Sawers was flanked by Sir Iain Lobban, the head of GCHQ, and MI5 director general Andrew Parker for the first formal public discussion of the activities of some of the world’s oldest and most respected spying agencies.
Almost immediately, Sawers felt compelled to explain that real spycraft differed markedly from what we see at the movie theater. “The idea of sending agents into the field like James Bond, it doesn’t work like that,” he said, explaining that spies were in constant contact with HQ.
While most of the hearing was conducted cordially, Lobban, who runs Britain’s equivalent to the NSA, was visibly angered by the widespread dissemination of the Snowden leaks. His fury appeared to be directed more at the media than the man who had stolen the secrets.
He said efforts to monitor and disrupt pedophiles and terrorists had been materially weakened by the security breach. “What we have seen over the last five months is near daily discussion amongst some of our targets,” he said. “we’ve seen terrorist groups in the Middle East, in Afghanistan and elsewhere in south Asia discussing the revelations in specific terms in terms of the communications packages that they use, the communications packages that they wish to move to.”
Lobban’s fury appeared to be directed more at the media than the man who had stolen the secrets.
“We have actually seen chat around specific groups, including closer to home, discussing how to avoid what they now perceive to be vulnerable communications methods, or how to select communications which they now perceive not to be exploitable.”
Asked to provide evidence of a link between information published in the Guardian and the groups’ activities, Lobban declined to discuss the details in public, but said: “It is a direct consequence.

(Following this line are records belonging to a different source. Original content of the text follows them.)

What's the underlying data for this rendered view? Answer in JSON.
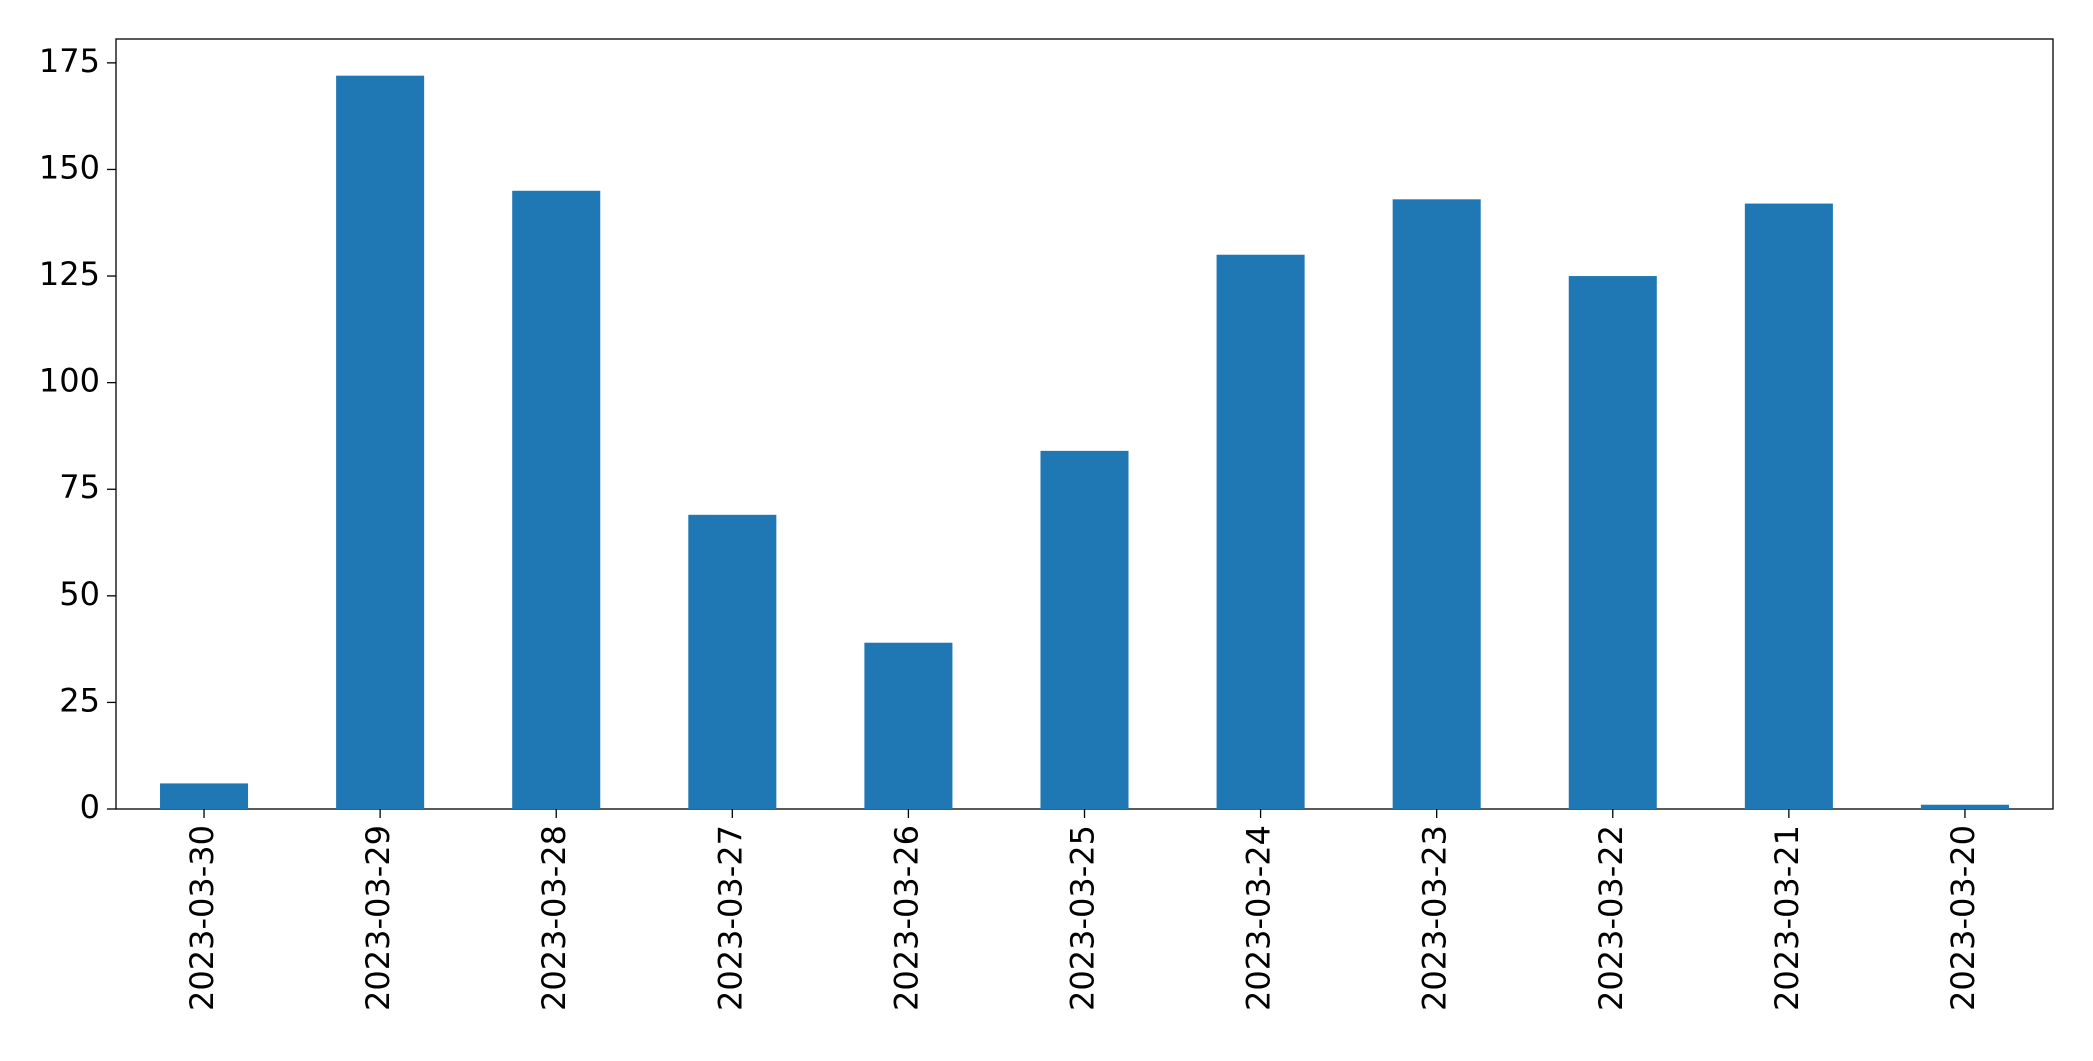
{
  "chart_data": {
    "type": "bar",
    "categories": [
      "2023-03-30",
      "2023-03-29",
      "2023-03-28",
      "2023-03-27",
      "2023-03-26",
      "2023-03-25",
      "2023-03-24",
      "2023-03-23",
      "2023-03-22",
      "2023-03-21",
      "2023-03-20"
    ],
    "values": [
      6,
      172,
      145,
      69,
      39,
      84,
      130,
      143,
      125,
      142,
      1
    ],
    "color": "#1f77b4",
    "ylim": [
      0,
      180.6
    ],
    "yticks": [
      0,
      25,
      50,
      75,
      100,
      125,
      150,
      175
    ],
    "grid": false
  }
}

I can say that explicitly.”
Sawers dismissed claims that journalists in receipt of the Snowden leaks had ensured nothing sensitive was published. “I’m not sure the journalists managing these publications are particularly well placed to make that judgment,” he said. “What I can tell you is that the leaks from Snowden have been very damaging, they have put our operations at risk. It is clear that our adversaries are rubbing their hands with glee, al-Qaeda is lapping it up.”

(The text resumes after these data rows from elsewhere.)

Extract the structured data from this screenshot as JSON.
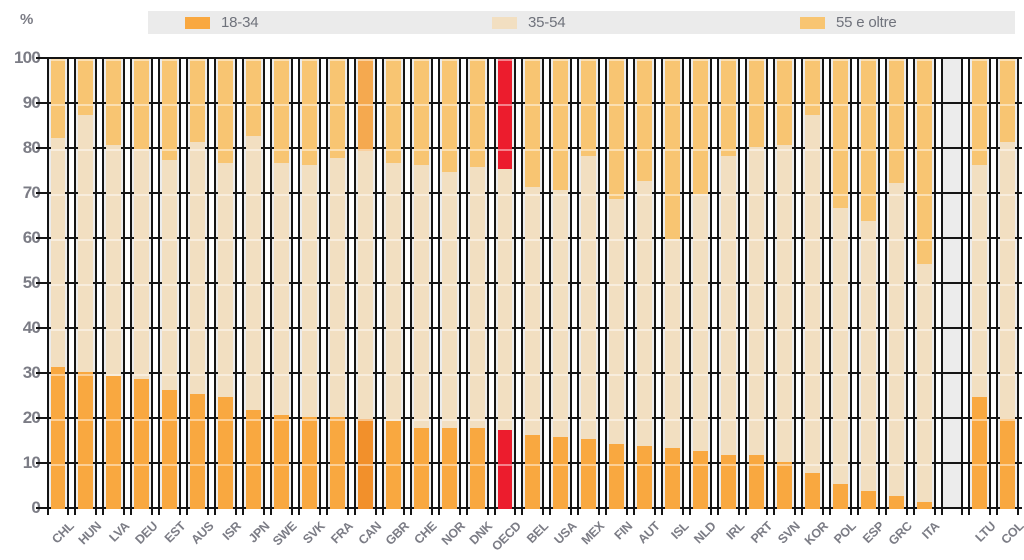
{
  "unit_label": "%",
  "legend": {
    "items": [
      {
        "label": "18-34",
        "color": "#F9A840"
      },
      {
        "label": "35-54",
        "color": "#F2DFC1"
      },
      {
        "label": "55 e oltre",
        "color": "#F8C572"
      }
    ]
  },
  "y_axis": {
    "ticks": [
      100,
      90,
      80,
      70,
      60,
      50,
      40,
      30,
      20,
      10,
      0
    ]
  },
  "colors": {
    "normal": {
      "young": "#F9A840",
      "mid": "#F2DFC1",
      "old": "#F8C572"
    },
    "highlight": {
      "young": "#F2902B",
      "mid": "#F2DFC1",
      "old": "#F5A94F"
    },
    "oecd": {
      "young": "#EC1C2D",
      "mid": "#F2DFC1",
      "old": "#EC1C2D"
    },
    "column_bg": "#ECECEC",
    "gridline": "#141414",
    "label_gray": "#7B7C85",
    "legend_bg": "#EBEBEB"
  },
  "chart_data": {
    "type": "bar",
    "subtype": "stacked-100",
    "ylabel": "%",
    "ylim": [
      0,
      100
    ],
    "grid": true,
    "legend_position": "top",
    "series_names": [
      "18-34",
      "35-54",
      "55 e oltre"
    ],
    "bars": [
      {
        "code": "CHL",
        "young": 31.5,
        "mid": 51.0,
        "old": 17.5,
        "style": "normal"
      },
      {
        "code": "HUN",
        "young": 30.5,
        "mid": 57.0,
        "old": 12.5,
        "style": "normal"
      },
      {
        "code": "LVA",
        "young": 29.5,
        "mid": 51.5,
        "old": 19.0,
        "style": "normal"
      },
      {
        "code": "DEU",
        "young": 29.0,
        "mid": 51.0,
        "old": 20.0,
        "style": "normal"
      },
      {
        "code": "EST",
        "young": 26.5,
        "mid": 51.0,
        "old": 22.5,
        "style": "normal"
      },
      {
        "code": "AUS",
        "young": 25.5,
        "mid": 56.0,
        "old": 18.5,
        "style": "normal"
      },
      {
        "code": "ISR",
        "young": 25.0,
        "mid": 52.0,
        "old": 23.0,
        "style": "normal"
      },
      {
        "code": "JPN",
        "young": 22.0,
        "mid": 61.0,
        "old": 17.0,
        "style": "normal"
      },
      {
        "code": "SWE",
        "young": 21.0,
        "mid": 56.0,
        "old": 23.0,
        "style": "normal"
      },
      {
        "code": "SVK",
        "young": 20.5,
        "mid": 56.0,
        "old": 23.5,
        "style": "normal"
      },
      {
        "code": "FRA",
        "young": 20.5,
        "mid": 57.5,
        "old": 22.0,
        "style": "normal"
      },
      {
        "code": "CAN",
        "young": 20.0,
        "mid": 59.5,
        "old": 20.5,
        "style": "highlight"
      },
      {
        "code": "GBR",
        "young": 19.5,
        "mid": 57.5,
        "old": 23.0,
        "style": "normal"
      },
      {
        "code": "CHE",
        "young": 18.0,
        "mid": 58.5,
        "old": 23.5,
        "style": "normal"
      },
      {
        "code": "NOR",
        "young": 18.0,
        "mid": 57.0,
        "old": 25.0,
        "style": "normal"
      },
      {
        "code": "DNK",
        "young": 18.0,
        "mid": 58.0,
        "old": 24.0,
        "style": "normal"
      },
      {
        "code": "OECD",
        "young": 17.5,
        "mid": 58.0,
        "old": 24.5,
        "style": "oecd"
      },
      {
        "code": "BEL",
        "young": 16.5,
        "mid": 55.0,
        "old": 28.5,
        "style": "normal"
      },
      {
        "code": "USA",
        "young": 16.0,
        "mid": 55.0,
        "old": 29.0,
        "style": "normal"
      },
      {
        "code": "MEX",
        "young": 15.5,
        "mid": 63.0,
        "old": 21.5,
        "style": "normal"
      },
      {
        "code": "FIN",
        "young": 14.5,
        "mid": 54.5,
        "old": 31.0,
        "style": "normal"
      },
      {
        "code": "AUT",
        "young": 14.0,
        "mid": 59.0,
        "old": 27.0,
        "style": "normal"
      },
      {
        "code": "ISL",
        "young": 13.5,
        "mid": 46.5,
        "old": 40.0,
        "style": "normal"
      },
      {
        "code": "NLD",
        "young": 13.0,
        "mid": 57.0,
        "old": 30.0,
        "style": "normal"
      },
      {
        "code": "IRL",
        "young": 12.0,
        "mid": 66.5,
        "old": 21.5,
        "style": "normal"
      },
      {
        "code": "PRT",
        "young": 12.0,
        "mid": 68.5,
        "old": 19.5,
        "style": "normal"
      },
      {
        "code": "SVN",
        "young": 10.5,
        "mid": 70.5,
        "old": 19.0,
        "style": "normal"
      },
      {
        "code": "KOR",
        "young": 8.0,
        "mid": 79.5,
        "old": 12.5,
        "style": "normal"
      },
      {
        "code": "POL",
        "young": 5.5,
        "mid": 61.5,
        "old": 33.0,
        "style": "normal"
      },
      {
        "code": "ESP",
        "young": 4.0,
        "mid": 60.0,
        "old": 36.0,
        "style": "normal"
      },
      {
        "code": "GRC",
        "young": 3.0,
        "mid": 69.5,
        "old": 27.5,
        "style": "normal"
      },
      {
        "code": "ITA",
        "young": 1.5,
        "mid": 53.0,
        "old": 45.5,
        "style": "normal"
      },
      {
        "gap": true
      },
      {
        "code": "LTU",
        "young": 25.0,
        "mid": 51.5,
        "old": 23.5,
        "style": "normal"
      },
      {
        "code": "COL",
        "young": 20.0,
        "mid": 61.5,
        "old": 18.5,
        "style": "normal"
      }
    ]
  }
}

In the wake of the Snowden revelations, Sir Malcolm Rifkind, chairman of the Intelligence and Security Committee, asked the intelligence chiefs whether there was too much spying on innocent citizens.
Lobban said his staff at GCHQ would happily focus on intercepting nothing but traffic from the bad guys if that were possible. “It would be very nice if terrorists or serious criminals used a particular method of communication and everybody else used something else,” he said. “That is not the case. It would be very nice if we knew who the terrorists or serious criminals were but the Internet is a great way to anonymize and avoid identification. So we have to do detective work.”
He said Britain’s intelligence-gatherers hated collecting personal information from civilians. “If they were asked to snoop I wouldn’t have the workforce, they’d leave the building,” he said.